Selama hampir dua tahun, ia harus berjuang melawan kanker payudara yang telah menyebar hingga ke tulang. Ujian terberatnya terjadi pada akhir 2024, di mana kondisinya sempat drop hingga mengalami koma selama lima hari dan harus mendapatkan perawatan intensif di ruang ICU RSUD dr. Soedirman.
Di tengah proses pengobatan yang panjang dan melelahkan, mulai dari operasi pengangkatan benjolan, kemoterapi rutin di RS PKU Muhammadiyah Gombong, hingga perawatan di ICU, seluruh biaya pengobatan Muntakiyah ditanggung sepenuhnya oleh Program Jaminan Kesehatan Nasional (JKN).
“Kalau tidak ada JKN, saya tidak bisa membayangkan bagaimana harus menanggung biaya pengobatan selama ini. Alhamdulillah semua ditanggung, jadi saya bisa lebih fokus menjalani pengobatan,” ungkap Muntakiyah penuh rasa syukur, Rabu (29/07/2026).
Tidak hanya urusan pembiayaan, kemudahan juga dirasakan oleh Muntakiyah dan keluarganya melalui pemanfaatan aplikasi Mobile JKN. Fitur antrean online yang dibantu oleh anaknya membuat proses kontrol rutin menjadi jauh lebih efisien tanpa harus mengantre lama di rumah sakit.
Manfaat program ini tak hanya dirasakan oleh Muntakiyah seorang. Sang suami, Panut Maliki (69), juga terbantu dalam menjalani operasi mata serta pengobatan rutin untuk penyakit jantung dan diabetes melitus.
Melihat pengalaman hidup mereka, Muntakiyah berpesan kepada masyarakat luas agar selalu menjaga kepesertaan JKN tetap aktif, mengingat risiko kesehatan bisa datang kapan saja.
Kepala BPJS Kesehatan Cabang Kebumen, Dina Diana Permata, mengatakan bahwa kisah Muntakiyah menjadi gambaran nyata bagaimana Program JKN hadir untuk memberikan perlindungan kesehatan yang menyeluruh bagi masyarakat, terutama bagi peserta yang membutuhkan pelayanan kesehatan berkelanjutan.
Program JKN, kata Dina, dirancang agar masyarakat dapat memperoleh pelayanan kesehatan yang dibutuhkan sesuai dengan indikasi medis tanpa harus dibayangi kekhawatiran terhadap biaya pengobatan.

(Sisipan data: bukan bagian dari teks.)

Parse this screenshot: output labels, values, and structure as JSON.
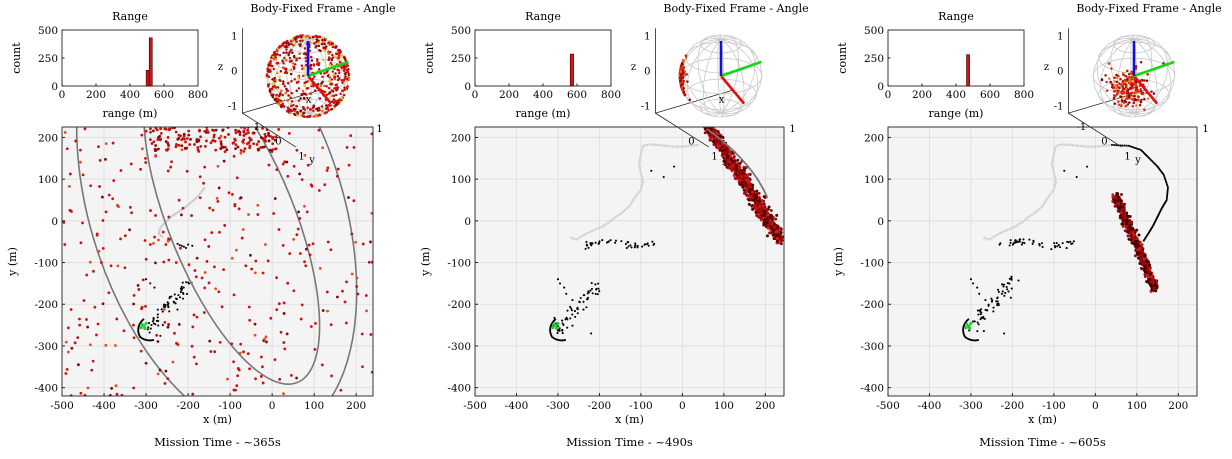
{
  "panels": [
    {
      "caption": "Mission Time - ~365s",
      "sphere_title": "Body-Fixed Frame - Angle",
      "hist": {
        "title": "Range",
        "xlabel": "range (m)",
        "ylabel": "count",
        "xticks": [
          "0",
          "200",
          "400",
          "600",
          "800"
        ],
        "yticks": [
          "0",
          "250",
          "500"
        ],
        "xlim": [
          0,
          800
        ],
        "ylim": [
          0,
          500
        ],
        "bars": [
          {
            "x0": 495,
            "x1": 513,
            "count": 140
          },
          {
            "x0": 513,
            "x1": 531,
            "count": 430
          }
        ]
      },
      "sphere": {
        "x_tick": "1",
        "y_label": "y",
        "y_ticks": [
          "1",
          "0",
          "-1"
        ],
        "z_ticks": [
          "1",
          "0",
          "-1"
        ],
        "z_label": "z",
        "x_label": "x",
        "cluster": "wide",
        "cluster_center": [
          -0.2,
          0.2,
          0.6
        ]
      },
      "map": {
        "xlabel": "x (m)",
        "ylabel": "y (m)",
        "xticks": [
          "-500",
          "-400",
          "-300",
          "-200",
          "-100",
          "0",
          "100",
          "200"
        ],
        "yticks": [
          "200",
          "100",
          "0",
          "-100",
          "-200",
          "-300",
          "-400"
        ],
        "xlim": [
          -500,
          240
        ],
        "ylim": [
          -420,
          225
        ],
        "ring_center": [
          -120,
          -70
        ],
        "ring_rx": [
          355,
          510
        ],
        "ring_ry": [
          340,
          520
        ],
        "mode": "scatter"
      }
    },
    {
      "caption": "Mission Time - ~490s",
      "sphere_title": "Body-Fixed Frame - Angle",
      "hist": {
        "title": "Range",
        "xlabel": "range (m)",
        "ylabel": "count",
        "xticks": [
          "0",
          "200",
          "400",
          "600",
          "800"
        ],
        "yticks": [
          "0",
          "250",
          "500"
        ],
        "xlim": [
          0,
          800
        ],
        "ylim": [
          0,
          500
        ],
        "bars": [
          {
            "x0": 560,
            "x1": 580,
            "count": 285
          }
        ]
      },
      "sphere": {
        "x_tick": "1",
        "y_label": "y",
        "y_ticks": [
          "1",
          "0"
        ],
        "z_ticks": [
          "1",
          "0",
          "-1"
        ],
        "z_label": "z",
        "x_label": "x",
        "cluster": "left",
        "cluster_center": [
          -0.75,
          -0.45,
          0
        ]
      },
      "map": {
        "xlabel": "x (m)",
        "ylabel": "y (m)",
        "xticks": [
          "-500",
          "-400",
          "-300",
          "-200",
          "-100",
          "0",
          "100",
          "200"
        ],
        "yticks": [
          "200",
          "100",
          "0",
          "-100",
          "-200",
          "-300",
          "-400"
        ],
        "xlim": [
          -500,
          245
        ],
        "ylim": [
          -420,
          225
        ],
        "mode": "arc_upper"
      }
    },
    {
      "caption": "Mission Time - ~605s",
      "sphere_title": "Body-Fixed Frame - Angle",
      "hist": {
        "title": "Range",
        "xlabel": "range (m)",
        "ylabel": "count",
        "xticks": [
          "0",
          "200",
          "400",
          "600",
          "800"
        ],
        "yticks": [
          "0",
          "250",
          "500"
        ],
        "xlim": [
          0,
          800
        ],
        "ylim": [
          0,
          500
        ],
        "bars": [
          {
            "x0": 462,
            "x1": 480,
            "count": 280
          }
        ]
      },
      "sphere": {
        "x_tick": "1",
        "y_label": "y",
        "y_ticks": [
          "1",
          "0",
          "-1"
        ],
        "z_ticks": [
          "1",
          "0",
          "-1"
        ],
        "z_label": "z",
        "x_label": "",
        "cluster": "bottom",
        "cluster_center": [
          0.15,
          -0.35,
          -0.35
        ]
      },
      "map": {
        "xlabel": "x (m)",
        "ylabel": "y (m)",
        "xticks": [
          "-500",
          "-400",
          "-300",
          "-200",
          "-100",
          "0",
          "100",
          "200"
        ],
        "yticks": [
          "200",
          "100",
          "0",
          "-100",
          "-200",
          "-300",
          "-400"
        ],
        "xlim": [
          -500,
          245
        ],
        "ylim": [
          -420,
          225
        ],
        "mode": "streak_lower"
      }
    }
  ],
  "colors": {
    "axis_bg": "#f4f4f4",
    "grid": "#dcdcdc",
    "bar": "#d01515",
    "trail": "#cfcfcf",
    "track": "#000000",
    "ring": "#777777",
    "start": "#22cc33",
    "axis_x": "#e01010",
    "axis_y": "#12d812",
    "axis_z": "#1010dd"
  },
  "chart_data": [
    {
      "type": "bar",
      "title": "Range",
      "xlabel": "range (m)",
      "ylabel": "count",
      "xlim": [
        0,
        800
      ],
      "ylim": [
        0,
        500
      ],
      "bins": [
        500,
        520
      ],
      "values": [
        140,
        430
      ],
      "context": "Mission Time - ~365s"
    },
    {
      "type": "scatter",
      "xlabel": "x (m)",
      "ylabel": "y (m)",
      "xlim": [
        -500,
        240
      ],
      "ylim": [
        -420,
        225
      ],
      "series": [
        {
          "values": "uniformly scattered red estimate points within ellipse region"
        }
      ],
      "context": "Mission Time - ~365s"
    },
    {
      "type": "bar",
      "title": "Range",
      "xlabel": "range (m)",
      "ylabel": "count",
      "xlim": [
        0,
        800
      ],
      "ylim": [
        0,
        500
      ],
      "bins": [
        570
      ],
      "values": [
        285
      ],
      "context": "Mission Time - ~490s"
    },
    {
      "type": "bar",
      "title": "Range",
      "xlabel": "range (m)",
      "ylabel": "count",
      "xlim": [
        0,
        800
      ],
      "ylim": [
        0,
        500
      ],
      "bins": [
        470
      ],
      "values": [
        280
      ],
      "context": "Mission Time - ~605s"
    }
  ]
}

“Mulai dari pelayanan di Fasilitas Kesehatan Tingkat Pertama, pemeriksaan lanjutan, tindakan operasi, kemoterapi, perawatan intensif hingga kontrol rutin dapat dijamin sesuai ketentuan yang berlaku,” ujar Dina.
Dina juga mengapresiasi pemanfaatan layanan digital melalui aplikasi Mobile JKN yang dilakukan oleh Muntakiyah dan keluarganya.
Menurutnya, berbagai fitur yang tersedia, seperti antrean online dan pengecekan status kepesertaan, merupakan bentuk transformasi layanan BPJS Kesehatan untuk memberikan kemudahan, kepastian, dan efisiensi bagi peserta.
Pihaknya, terang Dina, terus berupaya menghadirkan layanan yang semakin mudah diakses, baik melalui fasilitas kesehatan maupun kanal digital. Dengan memanfaatkan Mobile JKN, peserta dapat menghemat waktu karena tidak perlu mengantre terlalu lama di rumah sakit.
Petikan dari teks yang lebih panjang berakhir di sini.